The implication is in the name you gave this thread. Now this very well could be a misuse of terminology due to not knowing and just relaying what was in the blog you linked. So to clarify the confusion.

ITSP stands for Internet Telephone Service Provider. Google Voice is an ITSP (in a broad sense). Many higher level ITSPs/Carriers supply services to wholesalers. Many of which use FreePBX to connect their customers. In many instances those wholesale ITSPs have used Google Voice as their “upstream provider” to the PSTN.

Many “lower level” ITSPs think that FreePBX + Vitelity (or VoIP Innovations, etc) makes them an ITSP. They have “trunks” to the PSTN and a PBX that their end users can connect to. Add the old school hack of A2Billing and boom ITSP In A Box ™ you’re a provider.
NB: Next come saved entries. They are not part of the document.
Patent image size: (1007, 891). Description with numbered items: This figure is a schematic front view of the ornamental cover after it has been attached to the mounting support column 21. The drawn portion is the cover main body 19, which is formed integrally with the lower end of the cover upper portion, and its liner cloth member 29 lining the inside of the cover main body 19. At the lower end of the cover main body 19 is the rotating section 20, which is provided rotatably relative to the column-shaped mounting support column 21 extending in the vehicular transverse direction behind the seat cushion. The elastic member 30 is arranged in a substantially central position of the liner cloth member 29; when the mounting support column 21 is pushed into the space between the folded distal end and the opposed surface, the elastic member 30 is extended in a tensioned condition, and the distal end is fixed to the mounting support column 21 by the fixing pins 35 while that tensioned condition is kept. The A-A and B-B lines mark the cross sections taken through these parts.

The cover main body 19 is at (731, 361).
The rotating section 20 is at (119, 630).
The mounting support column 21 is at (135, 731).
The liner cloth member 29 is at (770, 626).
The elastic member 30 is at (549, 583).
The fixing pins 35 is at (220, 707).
So your thread topic has implications of FreePBX + OBi200’s + Google Voice = You’re an ITSP now.

RonR has a well-explained how-to for turning a raspberry pi 3 ($35) into a pbx which includes Google Voice (free calls in US/Canada; 1 cent per minute calls to many places in Europe): https://www.dslreports.com/forum/r30661088-PBX-FreePBX-for-the-Raspberry-Pi

I have been using my raspberry pi gvsip for the past 4 - 5 months. If you follow RonR’s thread, any problems can quickly be taken care of (I’ve run into only one, which took about a minute to fix). This system is for the home, not a business. You can always add another trunk (with Callcentric, etc.) if you have any doubts about Google Voice.

By the way, you don’t have to use Obi ata for the gvsip; you can use any sip phone you like. I am using the old Obi 100 as an ATA right now. By the way, I have been using Google Voice for my home phone for more than 10 years – with a brief hiatus when Google changed GV to a sip format (that’s when I switched to using freepbx and raspberry pi.

RonR uses raspian stretch as the OS.